In some cases, an underlying cause of hypertension can be identified. This type of hypertension is called secondary hypertension and usually occurs as a more sudden increase in blood pressure. In this type of hypertension, if you can correct the problem that is causing the hypertension, your blood pressure will return to normal.
For example, heart disease may be causing your kidney arteries to narrow with plaque (a process called renal artery stenosis). If this plaque can be removed through a procedure, such as an angioplasty and stenting, adequate blood flow can be restored through the arteries of the kidneys. This could help decrease your blood pressure back to normal levels.
Another example is if you have obstructive sleep apnea.Treatment with a breathing machine called a Continuous Positive Airway Pressure (CPAP) machine at night would help your blood pressure to return to normal levels.
A less common example of a condition causing secondary hypertension is an adrenal gland tumor.

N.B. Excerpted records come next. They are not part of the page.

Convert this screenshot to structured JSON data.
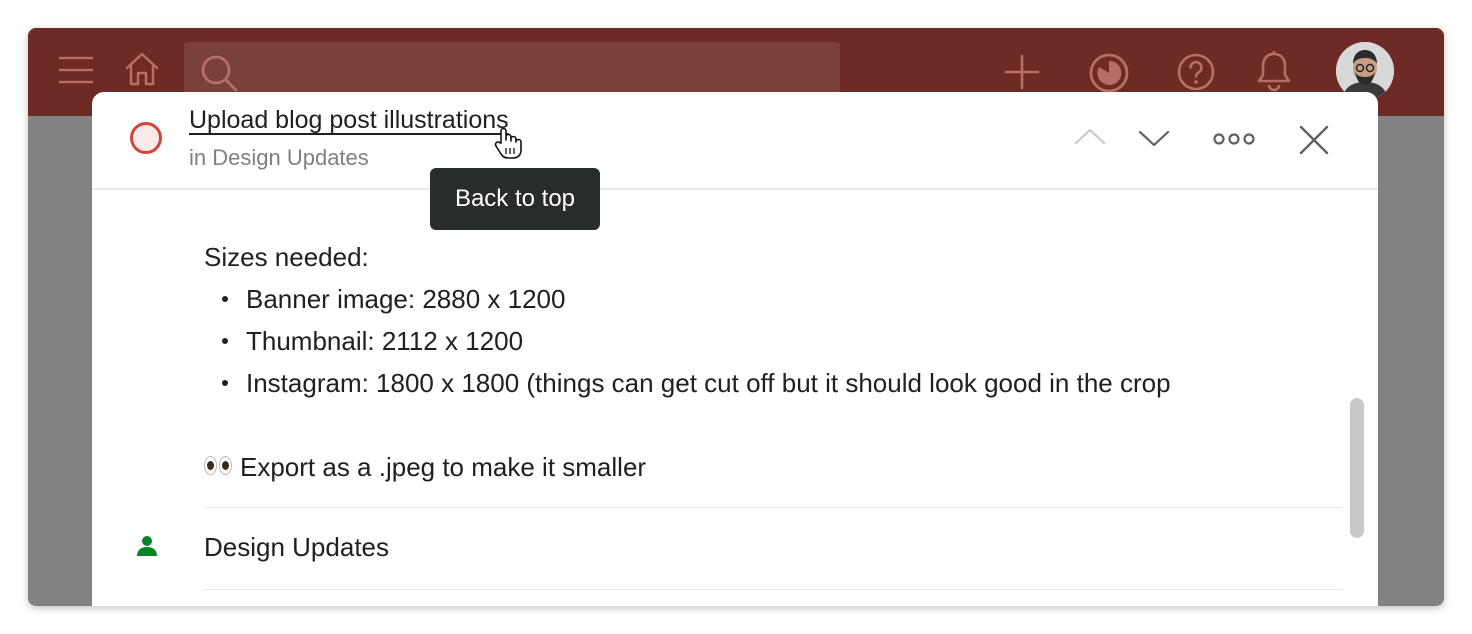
{
  "topbar": {
    "menu_icon": "hamburger-menu-icon",
    "home_icon": "home-icon",
    "search": {
      "icon": "search-icon",
      "value": "",
      "placeholder": ""
    },
    "add_icon": "plus-icon",
    "productivity_icon": "karma-pie-icon",
    "help_icon": "question-mark-icon",
    "notifications_icon": "bell-icon",
    "avatar_icon": "user-avatar-icon",
    "colors": {
      "bar": "#6e2a25",
      "icon": "#b46f68"
    }
  },
  "task": {
    "title": "Upload blog post illustrations",
    "project_label": "in Design Updates",
    "tooltip": "Back to top",
    "priority_color": "#d1453b",
    "header_icons": [
      "chevron-up-icon",
      "chevron-down-icon",
      "more-options-icon",
      "close-icon"
    ],
    "description": {
      "heading": "Sizes needed:",
      "sizes": [
        "Banner image: 2880 x 1200",
        "Thumbnail: 2112 x 1200",
        "Instagram: 1800 x 1800 (things can get cut off but it should look good in the crop"
      ],
      "note_icon": "eyes-emoji-icon",
      "note": "Export as a .jpeg to make it smaller"
    },
    "project": {
      "icon": "person-icon",
      "icon_color": "#058527",
      "name": "Design Updates"
    }
  }
}
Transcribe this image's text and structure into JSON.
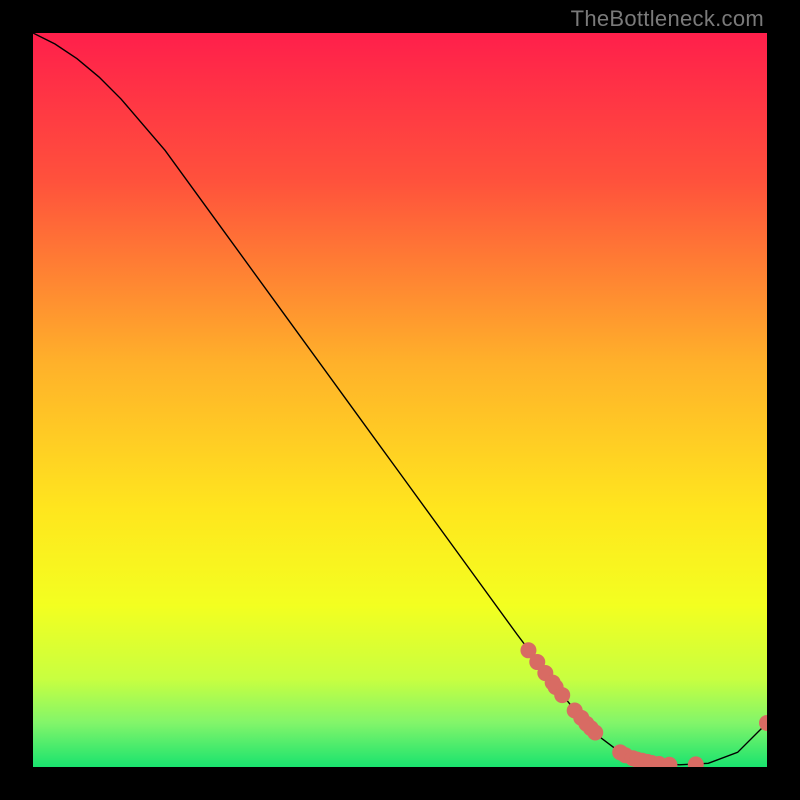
{
  "watermark": "TheBottleneck.com",
  "chart_data": {
    "type": "line",
    "title": "",
    "xlabel": "",
    "ylabel": "",
    "xlim": [
      0,
      100
    ],
    "ylim": [
      0,
      100
    ],
    "grid": false,
    "legend": false,
    "background": {
      "type": "vertical-gradient",
      "stops": [
        {
          "pos": 0.0,
          "color": "#ff1f4b"
        },
        {
          "pos": 0.2,
          "color": "#ff513c"
        },
        {
          "pos": 0.45,
          "color": "#ffb12a"
        },
        {
          "pos": 0.65,
          "color": "#ffe61e"
        },
        {
          "pos": 0.78,
          "color": "#f3ff20"
        },
        {
          "pos": 0.88,
          "color": "#c8ff40"
        },
        {
          "pos": 0.94,
          "color": "#82f56a"
        },
        {
          "pos": 1.0,
          "color": "#19e36e"
        }
      ]
    },
    "series": [
      {
        "name": "bottleneck-curve",
        "stroke": "#000000",
        "stroke_width": 1.4,
        "x": [
          0,
          3,
          6,
          9,
          12,
          18,
          26,
          34,
          42,
          50,
          58,
          66,
          72,
          76,
          80,
          84,
          88,
          92,
          96,
          100
        ],
        "y": [
          100,
          98.5,
          96.5,
          94,
          91,
          84,
          73,
          62,
          51,
          40,
          29,
          18,
          10,
          5,
          2,
          0.8,
          0.3,
          0.5,
          2,
          6
        ]
      }
    ],
    "markers": {
      "color": "#d86b63",
      "radius": 8,
      "x": [
        67.5,
        68.7,
        69.8,
        70.8,
        71.2,
        72.1,
        73.8,
        74.7,
        75.4,
        76.0,
        76.6,
        80.0,
        80.7,
        81.7,
        82.3,
        83.0,
        83.7,
        84.3,
        85.3,
        86.7,
        90.3,
        100.0
      ],
      "y": [
        15.9,
        14.3,
        12.8,
        11.5,
        10.9,
        9.8,
        7.7,
        6.7,
        5.9,
        5.3,
        4.7,
        2.0,
        1.6,
        1.2,
        1.0,
        0.85,
        0.7,
        0.55,
        0.4,
        0.3,
        0.35,
        6.0
      ]
    }
  }
}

The adrenal glands sit on top of the kidneys and produce several hormones, including adrenaline (which is also known as epinephrine). These hormones are involved in the body’s normal stress response. In other words, the adrenal hormones help your body adjust its heart rate, blood vessel response and blood pressure during times of “fight or flight” stress. Sometimes a problem develops because a mass (tumor) causes too much of these hormones to be produced, resulting in high blood pressure. If an adrenal gland tumor is found, doctors may recommend surgery to remove the tumor. The surgery would also help blood pressure return to normal.
Secondary hypertension can also be caused by a condition called primary aldosteronism, which makes the adrenal glands produce too much of the hormone aldosterone. This causes the body to retain too much sodium in the blood and to excrete too much potassium. Because of the increased sodium in the blood, the body holds in fluid, leading to high blood pressure. This condition can usually be treated with medication or surgery, which helps to return blood pressure to normal.
Sometimes hypertension is difficult to control even when several medications are prescribed. If three or more medications are needed and your blood pressure is still not under control, it is called resistant hypertension. About 30 percent of people with hypertension have resistant hypertension. People with resistant hypertension are at higher risk for stroke and heart attack. But a new treatment for resistant hypertension called renal denervation may be a possibility in the near future.